The Romans still defended themselves, and held it out, so long as they had any hope that the Parthians would leave fighting, when they had spent their arrows or would join battle with them. But after they understood that there were a great number of camels laden with quivers full of arrows, where the first that had bestowed their arrows fetched about to take new quivers: then Crassus, seeing no end of their shot, began to faint, and sent to Publius his son, willing him in any case to charge with desperate power upon the enemies, and to give an onset, before they were compassed in on every side.
But they, seeing him coming, turned straight their horse and fled. Publius Crassus seeing them fly, cried out, “These men will not abide us,” and so spurred on for life after them. They thought all had been won, and that there was no more to do, but to follow the chase: till they were gone far from the army, and then they found the deceit. For the horsemen that fled before them suddenly turned again, and a number of others besides came and set upon them. Whereupon the Romans halted, thinking that the enemies, perceiving they were so few, would come and fight with them hand to hand. Howbeit they set out against them their men at arms with their barbed horse, and made their light horsemen wheel round about them, keeping no order at all: who galloping up and down the plain, whirled up the sand hills from the bottom with their horses’ feet, which raised such a wonderful cloud of dust, that the Romans could scarce see or speak one to another.
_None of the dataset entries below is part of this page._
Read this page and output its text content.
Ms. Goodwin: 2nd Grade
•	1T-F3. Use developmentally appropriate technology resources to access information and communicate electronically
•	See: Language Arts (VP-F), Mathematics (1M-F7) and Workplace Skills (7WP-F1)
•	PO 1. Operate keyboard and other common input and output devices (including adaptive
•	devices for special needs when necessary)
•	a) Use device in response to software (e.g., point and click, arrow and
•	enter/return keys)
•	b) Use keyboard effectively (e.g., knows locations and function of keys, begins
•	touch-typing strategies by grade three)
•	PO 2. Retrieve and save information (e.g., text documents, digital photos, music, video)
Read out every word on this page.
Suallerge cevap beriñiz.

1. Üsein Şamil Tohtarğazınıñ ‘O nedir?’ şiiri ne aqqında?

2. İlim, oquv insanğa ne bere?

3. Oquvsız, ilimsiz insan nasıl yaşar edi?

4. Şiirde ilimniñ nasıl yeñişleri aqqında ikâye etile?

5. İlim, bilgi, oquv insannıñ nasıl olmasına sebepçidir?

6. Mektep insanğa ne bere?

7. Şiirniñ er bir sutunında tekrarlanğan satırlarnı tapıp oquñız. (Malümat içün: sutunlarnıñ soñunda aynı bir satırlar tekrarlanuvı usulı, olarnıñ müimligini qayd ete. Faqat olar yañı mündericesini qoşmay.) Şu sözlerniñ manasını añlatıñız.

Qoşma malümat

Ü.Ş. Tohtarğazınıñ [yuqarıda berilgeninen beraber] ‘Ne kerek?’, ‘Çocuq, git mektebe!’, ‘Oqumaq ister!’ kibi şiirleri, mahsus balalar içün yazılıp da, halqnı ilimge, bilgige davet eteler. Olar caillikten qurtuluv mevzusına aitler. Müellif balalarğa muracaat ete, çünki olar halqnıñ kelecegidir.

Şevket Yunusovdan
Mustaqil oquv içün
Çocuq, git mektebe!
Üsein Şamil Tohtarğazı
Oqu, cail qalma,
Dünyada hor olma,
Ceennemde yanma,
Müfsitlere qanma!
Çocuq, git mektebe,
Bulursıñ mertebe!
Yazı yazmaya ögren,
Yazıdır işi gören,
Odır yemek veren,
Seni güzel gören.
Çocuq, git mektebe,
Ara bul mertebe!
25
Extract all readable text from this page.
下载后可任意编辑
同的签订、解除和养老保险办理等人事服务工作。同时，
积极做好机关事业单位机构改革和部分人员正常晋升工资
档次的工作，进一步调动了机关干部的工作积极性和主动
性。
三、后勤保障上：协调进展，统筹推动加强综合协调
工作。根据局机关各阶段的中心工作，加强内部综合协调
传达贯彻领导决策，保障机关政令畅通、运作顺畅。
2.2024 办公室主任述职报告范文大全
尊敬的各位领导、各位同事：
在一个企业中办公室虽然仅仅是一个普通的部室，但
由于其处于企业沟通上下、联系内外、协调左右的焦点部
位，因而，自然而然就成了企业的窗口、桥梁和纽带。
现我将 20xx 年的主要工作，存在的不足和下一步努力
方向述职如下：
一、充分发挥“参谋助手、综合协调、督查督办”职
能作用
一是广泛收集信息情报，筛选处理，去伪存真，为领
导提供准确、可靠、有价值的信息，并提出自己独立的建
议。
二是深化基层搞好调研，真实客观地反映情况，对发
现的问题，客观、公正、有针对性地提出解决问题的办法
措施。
For they, being shut up into a little room, and standing close one to another, were sore wounded with the Parthians’ arrows, and died of a cruel lingering death, crying out for anguish and pain they felt: and turning and tormenting themselves upon the sand, they brake the arrows sticking in them. Again, striving by force to pluck out the forked arrow heads, that had pierced far into their bodies through their veins and sinews: thereby they opened their wounds wider, and so cast themselves away. Many of them died thus miserably martyred: and such as died not, were not able to defend themselves.